這題基本上是小測資版的 UVa 10298。因為測資極小,因此直接從 i = 1 開始,檢測字串是否每 i 次便重複一次。除此之外,必須確定 i 是 strlen 的因數,否則會誤判 abcabcab 之類的字串。
This problem is essentially UVa10298 with a smaller input. Because the inputs are small, we can start from i = 1 and see if the string repeats itself with a period of i. Also, it is necessary to check if i is a divider of strlen, otherwise the results of strings like abcabcab would be wrong.
值得一提的是,我一開始用的演算法是讀取字元,若和 str[p] 相等便將 p 加一,否則將 p 歸零。不過,如此對如 abaaababaaab 等字串便會失效。為了參考,我也將此版本的程式碼貼於正確版本之後。

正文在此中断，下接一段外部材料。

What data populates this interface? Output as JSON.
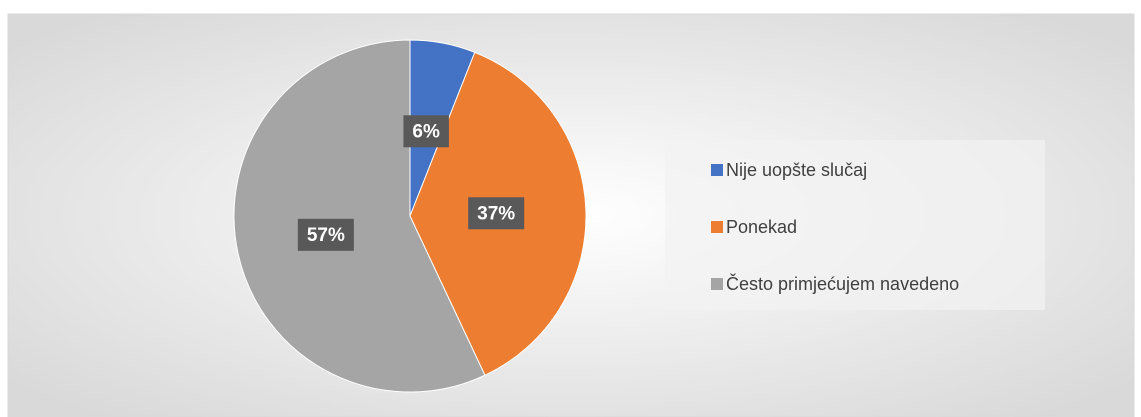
{
  "chart_data": {
    "type": "pie",
    "categories": [
      "Nije uopšte slučaj",
      "Ponekad",
      "Često primjećujem navedeno"
    ],
    "values": [
      6,
      37,
      57
    ],
    "value_labels": [
      "6%",
      "37%",
      "57%"
    ],
    "colors": [
      "#4472c4",
      "#ed7d31",
      "#a5a5a5"
    ],
    "legend": "right"
  }
}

One thing worth noting is that the algorithm I was using at first works by reading character by character. If the character is the same as str[p], p is incremented, otherwise p is reset to zero. However, this method fails on strings like abaaababaaab. For reference, I’ll post this version of the code under the correct version.
UVa Link
#include <iostream>
#include <cstring>
int main() {
std::cin.tie(0);
std::ios_base::sync_with_stdio(0);
int t;
std::cin >> t;
while (t--) {
char str[100];
std::cin >> str;
int len = strlen(str), i;
for (i = 1; i <= len; i++) {
if (len % i == 0) {
bool isPeriod = true;
for (int j = 0; j < len; j++) {
if (str[j] != str[j % i]) {
isPeriod = false;
break;
}
}
if (isPeriod) break;
}
}
std::cout << i << '\n';
if (t) std::cout << '\n';
}
}
Failed Version
#include <iostream>
int getChr() {
static char buf[1 << 20], *p = buf, *end = buf;
if (p == end) {
if ((end = buf + fread(buf, 1, 1 << 20, stdin)) == buf) return -1;
p = buf;
}
return *p++;
}
int main() {
std::cin.tie(0);
int t;
std::cin >> t;
while (t--) {
char c, arr[100];
int repeatPos = 0, resetPos = 0, count = 1, i;
while ((arr[0] = getChr()) == '\n');
for (i = 1; (arr[i] = getChr()) != '\n'; i++) {
if (arr[repeatPos] == arr[i]) {
if (repeatPos == 0 && count == 1) resetPos = i - 1;
if (repeatPos == resetPos) {
repeatPos = -1;
count++;
}
repeatPos++;
} else {
repeatPos = 0;
resetPos = 0;
count = 1;
}
}
std::cout << ((repeatPos == 0) ? (i / count) : i) << '\n';
if (t) std::cout << '\n';
}
}